Los acuerdos comerciales son casi tan antiguos como el comercio mismo. La historia de esos convenios ha tenido, en la mayoría de los casos, una dimensión de seguridad. El debate entre mercantilistas (que sostienen que el comercio debe fortalecer al Estado) y liberales (que enfatizan el rol del libre comercio como instrumento de paz) es esclarecedor al respecto. Pero lo es más el hecho de que Estados Unidos destaque explícitamente la dimensión de seguridad del comercio y que sustente la legislación correspondiente en consideraciones de interés nacional vinculadas a ese ámbito. En épocas de “globalización” ello no ocurre con muchos países en desarrollo y, en tiempos de TLC, tampoco sucede en el Perú.
En efecto, Estados Unidos desagrega la dimensión de seguridad del comercio en tres estamentos: la Estrategia de Seguridad Nacional de setiembre del 2002, la Ley de Preferencias Comerciales (PL 107 de agosto de ese mismo año) y una compleja legislación sectorial promulgada a propósito de los trágicos acontecimientos del 11 de setiembre del 2001. Los dos primeros estamentos configuran un marco que promueve el crecimiento económico global y regional a través del incremento de los flujos comerciales y de los acuerdos que lo estimulen. El último, más concentrado en la seguridad norteamericana, establece una serie de requerimientos a las importaciones estadounidense y a la infraestructura comercial que las sostienen. Éste constituye, en los hechos, nuevas barreras comerciales. Los negociadores peruanos, aunque se hayan referido al caso, no parecen haber hecho su tarea al respecto.
Para quienes crean que la negociación de un acuerdo de libre comercio es sólo asunto que compete a técnicos basta hacer referencia al capítulo sexto de la Estrategia de Seguridad norteamericana. Las autoridades del Departamento de Defensa (aunque el documento se origina en la Casas Blanca) sostienen que una de las formas de satisfacer el interés nacional estadounidense en la materia es la promoción del crecimiento global empleando, entre otros instrumentos, acuerdos de libre comercio. A mayor abundamiento, los congresistas que aprobaron la Trade Preference Act, que sustenta Ley de Preferencias Andinas, lo hicieron en el entendido de que la expansión comercial es vital para el crecimiento, la fuerza y el liderazgo norteamericanos y que, en ese marco, los acuerdos de libre comercio contribuyen a maximizar las oportunidades económicas de la superpotencia.
A mayor abundamiento, de acuerdo a esa ley que concierne al ATPA, la subregión andina, cuya inestabilidad se percibe como una amenaza para los Estados Unidos y el mundo, puede disminuir su alta vulnerabilidad a través del otorgamiento de esa facilidad cuya contrapartida de seguridad es el esfuerzo antinarcóticos. Hasta aquí el enfoque norteamericano contribuye al crecimiento de nuestra economía al tiempo que estimula la lucha contra una amenaza preexistente a los ataques terroristas del 11 de setiembre. Aunque de manera asimétrica, esa ley define un escenario de intereses complementarios con enfoques de apertura.

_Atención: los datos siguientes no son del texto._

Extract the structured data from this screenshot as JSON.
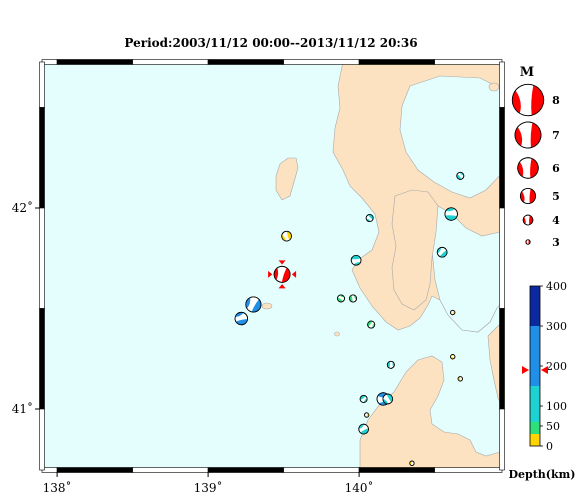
{
  "title": "Period:2003/11/12 00:00--2013/11/12 20:36",
  "map": {
    "lon_ticks": [
      {
        "value": 138,
        "label": "138˚"
      },
      {
        "value": 139,
        "label": "139˚"
      },
      {
        "value": 140,
        "label": "140˚"
      }
    ],
    "lat_ticks": [
      {
        "value": 42,
        "label": "42˚"
      },
      {
        "value": 41,
        "label": "41˚"
      }
    ],
    "colors": {
      "sea": "#e4fefe",
      "land": "#fce2c0",
      "coast": "#a8a8a8",
      "mechanism": "#ff0000"
    },
    "main_event": {
      "lon": 139.49,
      "lat": 41.67,
      "symbol": "star-mechanism"
    },
    "events": [
      {
        "lon": 139.52,
        "lat": 41.86,
        "mag": 4.0,
        "depth": 20
      },
      {
        "lon": 139.3,
        "lat": 41.52,
        "mag": 5.0,
        "depth": 160
      },
      {
        "lon": 139.22,
        "lat": 41.45,
        "mag": 4.5,
        "depth": 170
      },
      {
        "lon": 139.88,
        "lat": 41.55,
        "mag": 3.5,
        "depth": 30
      },
      {
        "lon": 139.96,
        "lat": 41.55,
        "mag": 3.5,
        "depth": 30
      },
      {
        "lon": 140.08,
        "lat": 41.42,
        "mag": 3.5,
        "depth": 35
      },
      {
        "lon": 139.98,
        "lat": 41.74,
        "mag": 4.0,
        "depth": 110
      },
      {
        "lon": 140.07,
        "lat": 41.95,
        "mag": 3.5,
        "depth": 115
      },
      {
        "lon": 140.62,
        "lat": 41.48,
        "mag": 3.0,
        "depth": 25
      },
      {
        "lon": 140.55,
        "lat": 41.78,
        "mag": 4.0,
        "depth": 120
      },
      {
        "lon": 140.61,
        "lat": 41.97,
        "mag": 4.5,
        "depth": 110
      },
      {
        "lon": 140.67,
        "lat": 42.16,
        "mag": 3.5,
        "depth": 110
      },
      {
        "lon": 140.21,
        "lat": 41.22,
        "mag": 3.5,
        "depth": 110
      },
      {
        "lon": 140.03,
        "lat": 41.05,
        "mag": 3.5,
        "depth": 115
      },
      {
        "lon": 140.16,
        "lat": 41.05,
        "mag": 4.5,
        "depth": 150
      },
      {
        "lon": 140.19,
        "lat": 41.05,
        "mag": 4.0,
        "depth": 120
      },
      {
        "lon": 140.05,
        "lat": 40.97,
        "mag": 3.0,
        "depth": 25
      },
      {
        "lon": 140.03,
        "lat": 40.9,
        "mag": 4.0,
        "depth": 110
      },
      {
        "lon": 140.62,
        "lat": 41.26,
        "mag": 3.0,
        "depth": 20
      },
      {
        "lon": 140.67,
        "lat": 41.15,
        "mag": 3.0,
        "depth": 20
      },
      {
        "lon": 140.35,
        "lat": 40.73,
        "mag": 3.0,
        "depth": 20
      }
    ]
  },
  "legend": {
    "magnitude_title": "M",
    "magnitudes": [
      {
        "value": 8,
        "label": "8"
      },
      {
        "value": 7,
        "label": "7"
      },
      {
        "value": 6,
        "label": "6"
      },
      {
        "value": 5,
        "label": "5"
      },
      {
        "value": 4,
        "label": "4"
      },
      {
        "value": 3,
        "label": "3"
      }
    ],
    "depth_title": "Depth(km)",
    "depth_ticks": [
      {
        "value": 400,
        "label": "400"
      },
      {
        "value": 300,
        "label": "300"
      },
      {
        "value": 200,
        "label": "200"
      },
      {
        "value": 100,
        "label": "100"
      },
      {
        "value": 50,
        "label": "50"
      },
      {
        "value": 0,
        "label": "0"
      }
    ],
    "depth_bands": [
      {
        "from": 0,
        "to": 30,
        "color": "#ffd400"
      },
      {
        "from": 30,
        "to": 60,
        "color": "#2fe07a"
      },
      {
        "from": 60,
        "to": 150,
        "color": "#1fd2d2"
      },
      {
        "from": 150,
        "to": 300,
        "color": "#1f8fe8"
      },
      {
        "from": 300,
        "to": 400,
        "color": "#0c2aa0"
      }
    ],
    "depth_marker_value": 190
  }
}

Pero luego de aquella fecha trágica, la dimensión de seguridad del comercio cobró para las autoridades norteamericanas una intenso carácter defensivo traducido en la promulgación de legislación comercial que complica el flujo de los intercambios y eleva los costos de transacción. Esa legislación establece unilateralmente requisitos de seguridad en los ámbitos del transporte, las fronteras y aduanas, la infraestructura portuaria, los containers y los productos (el caso del ley contra el bioterrorismo). Al hacerlo no sólo dificulta el acceso al mercado norteamericano sino que traslada parte del costo de la seguridad al exportador que debe adoptar medidas para adaptarse a la ley norteamericana. Aunque no disponemos de la estadística necesaria, se deduce que estas medidas elevan el costo de exportar en el origen, el tránsito y el destino del flujo comercial.
Si es razonable suponer que esa medidas precautorias son necesarias, también es sensato sugerir que las partes puedan discutir su adecuada racionalización, los mecanismos para llevarlas a cabo sin merma para el exportador local y los medios para distribuir sus costos. Lo menos que se puede aspirar al respecto, como dice un académico norteamericano, es la evaluación conjunta de la amenaza. Para ello no basta denunciar la naturaleza unilateral de las medidas si no se ha identificado antes la afectación del interés nacional del país exportador. Y menos si, como en el caso del Perú, éste no ha definido claramente el interés nacional de seguridad comprometido en la negociación del acuerdo de libre comercio con Estados Unidos.
Esa tarea no corresponde a la comisión multisectorial ni al comité negociador del TLC, sino a las instituciones del Estado que definen los términos de la seguridad nacional. Los liberales clásicos no pueden estar en desacuerdo con este argumento.